Healthy relationships require you to be true to yourself, to feel accepted for who you are, not who you pretend to be, and to accept your partner for who they truly are, not who you want them to be. They also require openness when feeling distant, and honesty when drifting apart. The best option is to honestly and thoroughly assess if this relationship is growing you as a person or not, ask your partner to do so as well, and then discuss. If you’re both trying to hide unhappiness, then your relationship becomes a facade for two broken hearts. It’s actually pretty normal to be in a broken relationship simply because staying together is more comfortable than letting them go. It’s understandable. It’s what you’re used to. That doesn’t mean it’s fair to either of you.

It’s much better to lose someone you’re dating than to lose yourself. Be true to who you are. Stand by your beliefs and convictions.

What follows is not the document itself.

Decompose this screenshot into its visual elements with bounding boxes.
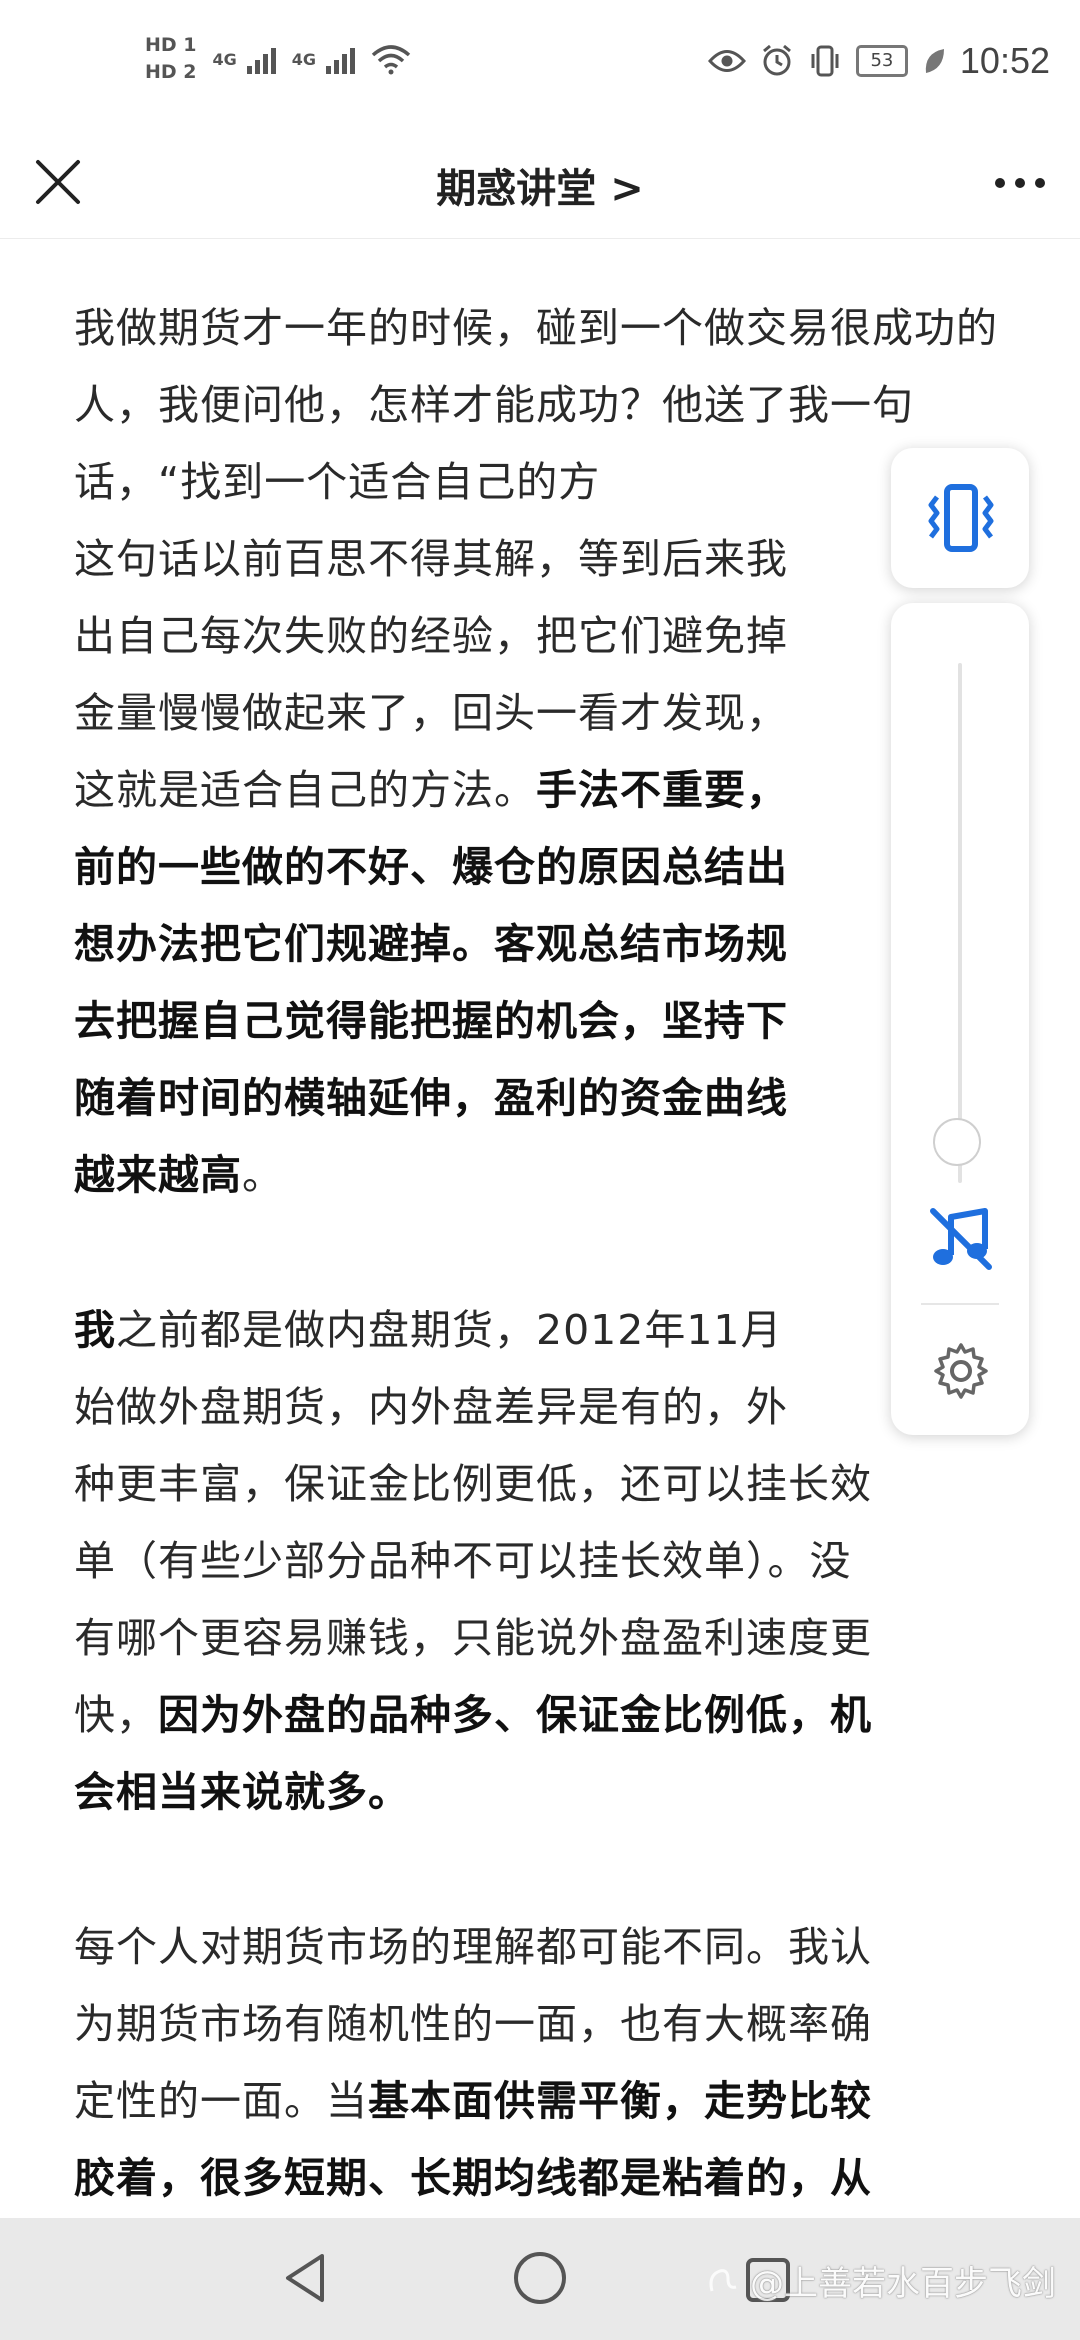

Never, ever, lessen yourself to appease others. Be relentlessly you, and don’t apologize for it. Be so you that you radiate. Be so you that you glow. This requires you being honest about how you feel and what you need and don’t need in your life right now, and something you don’t need is people who don’t see your worth.

If you don’t make your partner happy anymore, that’s fine. It hurts, but you will be fine. Love shouldn’t feel like you are walking on eggshells. You shouldn’t have to feel constantly afraid of offending them. By letting go of that tension, by letting go of the need to please others, by letting go of trying to be the perfect partner all the time, you can be perfectly you. And then you can start to heal. We’ll help you to pick up all the broken pieces because you deserve a whole heart.